AI in Healthcare: A Doctor’s Honest Pros & Cons

▼ Summary
– Public trust in traditional healthcare institutions is declining, leading people to increasingly turn to AI for convenient and immediate health advice.
– AI health tools can provide useful general wellness information, such as meal or workout plans, but they are not reliable for diagnosis and can deliver dangerously incorrect medical guidance.
– Dr. Alexa Mieses Malchuk advises using AI as a starting point for health inquiries, not as a definitive source, and emphasizes partnering with a physician to interpret the information.
– The doctor utilizes AI to streamline administrative tasks in her practice, acknowledging its potential to reduce burdens like paperwork and patient message triage.
– A significant risk is that AI can create a false sense of security, potentially causing patients to miss early diagnoses or undertriage emergencies, as evidenced by a study in *Nature*.

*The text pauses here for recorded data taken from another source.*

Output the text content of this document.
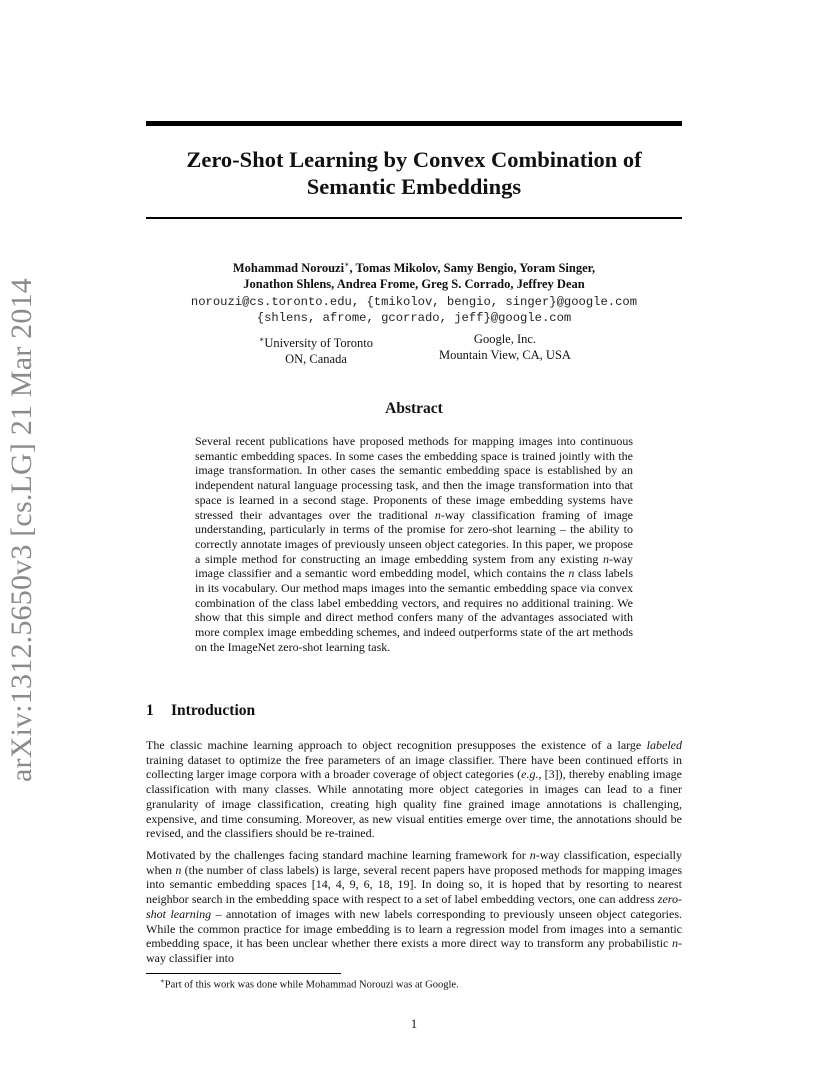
arXiv:1312.5650v3 [cs.LG] 21 Mar 2014
Zero-Shot Learning by Convex Combination of
Semantic Embeddings
Mohammad Norouzi∗, Tomas Mikolov, Samy Bengio, Yoram Singer,
Jonathon Shlens, Andrea Frome, Greg S. Corrado, Jeffrey Dean
norouzi@cs.toronto.edu, {tmikolov, bengio, singer}@google.com
{shlens, afrome, gcorrado, jeff}@google.com
∗University of Toronto
ON, Canada
Google, Inc.
Mountain View, CA, USA
Abstract

Several recent publications have proposed methods for mapping images into continuous semantic embedding spaces. In some cases the embedding space is trained jointly with the image transformation. In other cases the semantic embedding space is established by an independent natural language processing task, and then the image transformation into that space is learned in a second stage. Proponents of these image embedding systems have stressed their advantages over the traditional n-way classification framing of image understanding, particularly in terms of the promise for zero-shot learning – the ability to correctly annotate images of previously unseen object categories. In this paper, we propose a simple method for constructing an image embedding system from any existing n-way image classifier and a semantic word embedding model, which contains the n class labels in its vocabulary. Our method maps images into the semantic embedding space via convex combination of the class label embedding vectors, and requires no additional training. We show that this simple and direct method confers many of the advantages associated with more complex image embedding schemes, and indeed outperforms state of the art methods on the ImageNet zero-shot learning task.

1 Introduction

The classic machine learning approach to object recognition presupposes the existence of a large labeled training dataset to optimize the free parameters of an image classifier. There have been continued efforts in collecting larger image corpora with a broader coverage of object categories (e.g., [3]), thereby enabling image classification with many classes. While annotating more object categories in images can lead to a finer granularity of image classification, creating high quality fine grained image annotations is challenging, expensive, and time consuming. Moreover, as new visual entities emerge over time, the annotations should be revised, and the classifiers should be re-trained.

Motivated by the challenges facing standard machine learning framework for n-way classification, especially when n (the number of class labels) is large, several recent papers have proposed methods for mapping images into semantic embedding spaces [14, 4, 9, 6, 18, 19]. In doing so, it is hoped that by resorting to nearest neighbor search in the embedding space with respect to a set of label embedding vectors, one can address zero-shot learning – annotation of images with new labels corresponding to previously unseen object categories. While the common practice for image embedding is to learn a regression model from images into a semantic embedding space, it has been unclear whether there exists a more direct way to transform any probabilistic n-way classifier into

∗Part of this work was done while Mohammad Norouzi was at Google.
1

The landscape of health information has transformed dramatically, with artificial intelligence now serving as a primary source for medical advice for many individuals. This shift coincides with a notable decline in public trust toward traditional healthcare institutions, creating a perfect environment for AI tools to fill a perceived gap. While these platforms offer immediate, accessible answers, a medical professional cautions that their convenience comes with significant risks, urging the public to view them as a starting point for inquiry rather than a definitive diagnostic tool.
Dr. Alexa Mieses Malchuk, a family physician, observes this trend firsthand. She notes that patients are increasingly arriving at appointments with preconceived notions about their health, often derived from AI chatbots, yet are sometimes reluctant to disclose this self-directed research. The core issue, she explains, is that these AI responses are only as reliable as the questions users ask, and most people lack the medical training to recognize inaccurate or dangerously incomplete information. A user might omit a critical symptom or medical history detail, leading the AI to provide a response that seems plausible but is fundamentally flawed for their specific situation.

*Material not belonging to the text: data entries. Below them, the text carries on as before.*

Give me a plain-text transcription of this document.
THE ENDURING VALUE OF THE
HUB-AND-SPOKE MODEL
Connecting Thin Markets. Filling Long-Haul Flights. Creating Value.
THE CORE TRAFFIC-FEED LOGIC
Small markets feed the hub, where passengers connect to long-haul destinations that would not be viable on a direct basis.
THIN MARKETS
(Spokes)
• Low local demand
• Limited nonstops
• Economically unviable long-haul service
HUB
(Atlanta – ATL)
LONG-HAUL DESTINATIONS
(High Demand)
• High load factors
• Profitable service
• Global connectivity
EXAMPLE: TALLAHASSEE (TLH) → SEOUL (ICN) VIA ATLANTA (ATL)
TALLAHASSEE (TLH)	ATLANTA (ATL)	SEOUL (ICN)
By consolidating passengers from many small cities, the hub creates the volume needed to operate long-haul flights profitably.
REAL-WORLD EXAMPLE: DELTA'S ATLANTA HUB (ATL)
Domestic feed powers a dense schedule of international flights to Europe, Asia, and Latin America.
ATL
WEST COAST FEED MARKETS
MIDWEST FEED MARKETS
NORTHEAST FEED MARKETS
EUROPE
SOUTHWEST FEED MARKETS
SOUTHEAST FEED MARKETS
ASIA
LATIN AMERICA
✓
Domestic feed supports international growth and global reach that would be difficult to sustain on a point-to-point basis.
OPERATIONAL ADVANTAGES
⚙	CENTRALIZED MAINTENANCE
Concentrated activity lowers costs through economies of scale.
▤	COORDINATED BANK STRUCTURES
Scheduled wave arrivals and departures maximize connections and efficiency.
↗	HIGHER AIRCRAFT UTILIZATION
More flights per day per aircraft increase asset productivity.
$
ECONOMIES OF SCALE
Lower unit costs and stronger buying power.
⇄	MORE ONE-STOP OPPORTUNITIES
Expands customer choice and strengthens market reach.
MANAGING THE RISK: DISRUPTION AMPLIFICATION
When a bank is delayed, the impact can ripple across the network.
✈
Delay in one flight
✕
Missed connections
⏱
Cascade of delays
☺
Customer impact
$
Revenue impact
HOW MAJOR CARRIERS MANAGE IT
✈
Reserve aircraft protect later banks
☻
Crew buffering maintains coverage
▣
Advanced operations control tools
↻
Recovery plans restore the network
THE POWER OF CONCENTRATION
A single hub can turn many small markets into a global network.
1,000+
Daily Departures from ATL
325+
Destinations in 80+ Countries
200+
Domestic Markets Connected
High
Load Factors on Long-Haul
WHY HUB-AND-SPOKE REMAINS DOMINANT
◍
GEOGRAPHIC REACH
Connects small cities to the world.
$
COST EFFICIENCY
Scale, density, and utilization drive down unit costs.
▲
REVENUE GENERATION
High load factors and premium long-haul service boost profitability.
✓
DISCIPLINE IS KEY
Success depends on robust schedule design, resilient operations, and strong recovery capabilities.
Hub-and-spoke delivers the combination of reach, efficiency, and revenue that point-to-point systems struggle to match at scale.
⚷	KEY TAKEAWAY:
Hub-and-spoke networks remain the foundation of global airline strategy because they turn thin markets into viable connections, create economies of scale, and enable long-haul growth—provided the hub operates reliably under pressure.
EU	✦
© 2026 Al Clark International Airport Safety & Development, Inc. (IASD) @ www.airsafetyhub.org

From a practitioner’s perspective, AI presents a double-edged sword. On one hand, Dr. Mieses Malchuk actively uses certain AI-driven tools to manage administrative burdens, such as sorting patient messages and preparing guidance notes. Major tech companies are rapidly developing software aimed at streamlining tasks like clinical documentation and medical coding, which can free up valuable time for direct patient care. “There are really neat and cool things like that happening all over healthcare that have streamlined the work of a primary care physician,” she acknowledges.
However, she expresses deep concern about patients relying on AI for diagnoses or treatment plans. The technology can foster a dangerous false sense of security, potentially convincing someone that a doctor’s visit is unnecessary. This could lead to missed opportunities for early intervention on serious conditions. Research underscores this risk; a study published in Nature found that an AI model undertriaged over half of emergency cases, incorrectly directing patients to delayed evaluations instead of immediate emergency care. The study authors highlighted serious safety concerns regarding the deployment of such AI triage systems on a consumer scale.
So, what is the appropriate role for AI in personal health? Dr. Mieses Malchuk advocates for its use in general wellness and lifestyle management, not in diagnosis. For instance, someone newly diagnosed with celiac disease can effectively use AI to generate gluten-free meal ideas or recipe suggestions. Similarly, these tools can be excellent for crafting personalized workout routines or gathering reliable information on managing general wellness. They function best as a supplement to professional care, not a replacement.
The growing mistrust in the medical system, she argues, makes this dynamic particularly troubling. “We take this oath to first do no harm, so the idea that these other resources are giving patients this false sense of confidence and making them think they can completely bypass seeing a physician, it’s an unfortunate step,” Dr. Mieses Malchuk states. Her ultimate advice is to partner with a healthcare provider, using AI-generated information as a discussion springboard during a consultation, allowing a trained professional to help separate accurate guidance from potentially harmful misinformation.